Welcome to the blog for Colgate University's interdisciplinary course on food. This is the place to keep up with what students in the course are experiencing in their work at Common Thread Community Farm and through their everyday encounters with food.

Sunday, October 14, 2012

Climate Change and Conflict

This Friday I went to an ENST Brown Bag in which Dr. Janpeter Shilling presented his research on the relationship between climate change and violent conflict. I thought this might be relevant to our course work in that climate change issues, such as change in precipitation and temperature, affect food security and thus leads to acts of violence as a means of survival. This discussion highlighted how, with decreasing resources and thus a decrease in the viability of subsistence living, there will continue to be increases in violent conflicts in areas highly vulnerable to change.
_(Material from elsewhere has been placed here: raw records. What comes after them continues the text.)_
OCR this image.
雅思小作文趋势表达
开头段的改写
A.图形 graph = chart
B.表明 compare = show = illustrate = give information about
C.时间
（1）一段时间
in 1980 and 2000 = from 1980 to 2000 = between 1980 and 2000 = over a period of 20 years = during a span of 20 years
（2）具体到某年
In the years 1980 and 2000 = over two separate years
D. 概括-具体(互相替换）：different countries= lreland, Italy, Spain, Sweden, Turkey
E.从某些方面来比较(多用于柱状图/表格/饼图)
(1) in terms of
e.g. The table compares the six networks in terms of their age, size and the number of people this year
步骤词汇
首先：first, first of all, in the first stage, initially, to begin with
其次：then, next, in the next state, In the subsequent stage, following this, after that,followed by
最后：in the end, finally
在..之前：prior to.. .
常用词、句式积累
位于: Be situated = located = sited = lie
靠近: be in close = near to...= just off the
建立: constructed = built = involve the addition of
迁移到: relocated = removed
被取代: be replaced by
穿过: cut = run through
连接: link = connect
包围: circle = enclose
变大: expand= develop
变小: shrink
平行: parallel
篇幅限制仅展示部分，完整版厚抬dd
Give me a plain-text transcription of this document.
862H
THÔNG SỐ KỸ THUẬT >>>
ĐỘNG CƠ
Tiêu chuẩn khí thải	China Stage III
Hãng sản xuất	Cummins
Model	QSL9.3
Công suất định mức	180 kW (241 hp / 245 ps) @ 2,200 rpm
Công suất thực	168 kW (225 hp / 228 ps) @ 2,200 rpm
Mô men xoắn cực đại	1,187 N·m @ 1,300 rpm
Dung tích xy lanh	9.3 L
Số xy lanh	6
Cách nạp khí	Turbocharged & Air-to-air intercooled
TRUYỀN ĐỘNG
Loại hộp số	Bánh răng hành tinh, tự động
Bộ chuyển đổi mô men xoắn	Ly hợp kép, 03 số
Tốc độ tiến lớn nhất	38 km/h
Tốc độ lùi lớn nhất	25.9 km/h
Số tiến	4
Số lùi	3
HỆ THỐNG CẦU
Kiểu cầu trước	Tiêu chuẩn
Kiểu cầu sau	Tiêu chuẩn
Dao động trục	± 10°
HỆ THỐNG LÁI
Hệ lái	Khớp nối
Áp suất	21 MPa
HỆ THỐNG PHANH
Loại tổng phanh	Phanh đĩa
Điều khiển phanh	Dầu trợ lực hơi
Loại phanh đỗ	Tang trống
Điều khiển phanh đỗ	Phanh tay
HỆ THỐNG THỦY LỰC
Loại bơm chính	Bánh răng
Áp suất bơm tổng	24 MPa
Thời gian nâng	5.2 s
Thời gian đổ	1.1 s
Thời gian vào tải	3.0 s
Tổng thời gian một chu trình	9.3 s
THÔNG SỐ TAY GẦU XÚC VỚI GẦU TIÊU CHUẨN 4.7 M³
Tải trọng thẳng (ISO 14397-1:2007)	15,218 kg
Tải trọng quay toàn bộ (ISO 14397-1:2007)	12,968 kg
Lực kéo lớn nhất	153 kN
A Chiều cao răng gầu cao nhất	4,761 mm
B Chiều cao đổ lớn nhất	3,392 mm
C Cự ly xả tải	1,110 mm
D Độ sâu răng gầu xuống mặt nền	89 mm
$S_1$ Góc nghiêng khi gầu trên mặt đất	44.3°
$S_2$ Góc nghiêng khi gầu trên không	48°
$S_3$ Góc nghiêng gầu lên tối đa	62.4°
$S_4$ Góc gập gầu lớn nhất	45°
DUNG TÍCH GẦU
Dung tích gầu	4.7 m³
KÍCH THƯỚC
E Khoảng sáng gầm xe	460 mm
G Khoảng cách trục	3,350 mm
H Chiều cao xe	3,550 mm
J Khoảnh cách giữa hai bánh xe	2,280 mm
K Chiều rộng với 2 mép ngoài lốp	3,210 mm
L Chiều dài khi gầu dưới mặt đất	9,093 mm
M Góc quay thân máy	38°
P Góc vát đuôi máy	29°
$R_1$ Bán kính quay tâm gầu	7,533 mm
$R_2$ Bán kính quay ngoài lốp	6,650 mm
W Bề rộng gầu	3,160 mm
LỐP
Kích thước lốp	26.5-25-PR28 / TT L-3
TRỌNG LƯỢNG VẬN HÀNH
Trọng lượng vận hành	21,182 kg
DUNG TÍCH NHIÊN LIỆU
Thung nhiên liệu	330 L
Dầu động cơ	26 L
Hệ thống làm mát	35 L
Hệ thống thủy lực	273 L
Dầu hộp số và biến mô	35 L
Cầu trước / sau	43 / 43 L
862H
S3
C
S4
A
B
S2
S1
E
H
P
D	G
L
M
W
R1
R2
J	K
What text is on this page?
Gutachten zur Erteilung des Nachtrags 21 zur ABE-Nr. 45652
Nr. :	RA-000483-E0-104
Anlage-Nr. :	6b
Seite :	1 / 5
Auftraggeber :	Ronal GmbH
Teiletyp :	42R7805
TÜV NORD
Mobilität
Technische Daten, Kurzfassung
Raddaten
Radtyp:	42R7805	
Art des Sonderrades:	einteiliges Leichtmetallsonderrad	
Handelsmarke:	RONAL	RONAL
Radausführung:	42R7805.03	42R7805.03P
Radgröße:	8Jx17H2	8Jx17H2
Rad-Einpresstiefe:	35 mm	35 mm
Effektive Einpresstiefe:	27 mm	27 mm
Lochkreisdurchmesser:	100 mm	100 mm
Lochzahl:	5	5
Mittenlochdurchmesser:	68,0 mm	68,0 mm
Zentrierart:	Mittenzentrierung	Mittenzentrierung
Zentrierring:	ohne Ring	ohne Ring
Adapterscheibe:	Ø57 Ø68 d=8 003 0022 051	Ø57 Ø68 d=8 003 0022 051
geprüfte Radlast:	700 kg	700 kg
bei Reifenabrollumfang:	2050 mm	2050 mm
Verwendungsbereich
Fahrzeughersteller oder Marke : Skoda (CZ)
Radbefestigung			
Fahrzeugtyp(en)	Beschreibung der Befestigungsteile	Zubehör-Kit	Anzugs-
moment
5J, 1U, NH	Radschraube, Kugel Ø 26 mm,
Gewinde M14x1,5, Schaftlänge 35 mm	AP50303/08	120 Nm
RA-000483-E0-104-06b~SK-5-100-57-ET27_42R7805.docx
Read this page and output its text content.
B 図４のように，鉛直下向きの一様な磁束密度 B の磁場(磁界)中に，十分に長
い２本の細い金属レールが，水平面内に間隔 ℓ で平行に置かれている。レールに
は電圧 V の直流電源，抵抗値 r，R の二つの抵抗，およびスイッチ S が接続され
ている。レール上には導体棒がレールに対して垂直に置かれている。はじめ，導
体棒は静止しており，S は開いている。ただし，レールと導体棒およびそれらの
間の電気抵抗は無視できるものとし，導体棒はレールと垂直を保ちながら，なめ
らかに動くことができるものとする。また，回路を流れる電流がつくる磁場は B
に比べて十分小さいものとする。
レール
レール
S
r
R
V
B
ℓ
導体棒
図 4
What follows is a summary of Shillings presentation titled "On Raids and Rains - Climate Change and Conflict with a focus on North Africa and Kenya."



Shilling begins by outlining how a decrease in resources results in a change in land use and thus can spark conflict between those of differing interests. This causal relationship can also go the other way with conflict sparking resource depletion, though other factors, as he later acknowledges, could be at work. He uses the Homer-Dixon Environmental Scarcity Theory to acknowledge the various compounding variables that could lead to violent conflict. This theory gives us the following variables which must be considered in determining the causality of violent conflict, environmental change, population growth, unequal resource distribution, poverty and previous violent conflict. All of these factors interact with one another in the production of violence due to climate change.
Shilling then outlined three factors which determine the degree to which communities are vulnerable to climate change to further acknowledge the complexity of his research. The first is the adaptive capacity of the society (their knowledge base and technology available for mitigating negative effects.) The second is the sensitivity of the community to resource depletion (i.e. their reliance upon said resource, it’s availability and degree importance to their lives.) The third variable is the society’s exposure to the effects of change (i.e. the rate and or variation of changes and their effects.) These factors interact and are presented differently according to the specific situation of a place denoting and measuring the impact climate change has across a wide variety of peoples and places.
Shillings first research subject was North Africa and he began by detailing the unique situation of this area in relation to climate change. First, the population of North Africa is expected to grow over time increasing the demand and strain on the environment. This area is highly sensitive to changes in climate since most countries are based on rain-fed agriculture (except Egypt with its access to the Nile River.) The projections for the future show an increase in temperature and a decrease in precipitation in an area where water is already scarce. There is also a history of conflict in these areas over land use. For example in Mali two tribes, the Songhai a rice dependent society and the Tuareg herders, both use the same water source but for different purposes. This Shilling claims is a recipe for tribal conflict as both groups are highly reliant on this resource and have very low adaptability.
Shillings second area of research was Kenya, specifically Turkana, a place with a history of violent conflict (mostly in the form of raids by others competing for the same resources,) an arid climate, a heavily marginalized and impoverished community with high levels of sensitivity and exposure and low adaptability. The people there rely upon relief food and foreign aid for survival and this hunger, combined with drought, is the motive behind the armed conflict. When a certain threshold of resource scarcity is reached the raiding on both sides increases dramatically. Usually raids are carried out during the rainy season which provides better raiding conditions however, in 2009 during an extreme drought raiding reached an all time high due to the survival needs of the people. Hence variations in precipitation and temperature, or climate change, have a causal relationship to the level of violent conflict experienced. However Shilling concludes that in order to understand this complex relationship between climate change and conflict we must understand the variables of vulnerability and look beyond correlation to causation. He also proposes that the solution to climate change inspired conflict is making conflict management a role of the national government. However these political actors need the ability and incentive to act. This I believe is the downfall to his proposed solution since in reality the areas he studies are politically and economically unstable and thus they lack the ability and incentive to act however immoral this inaction may be.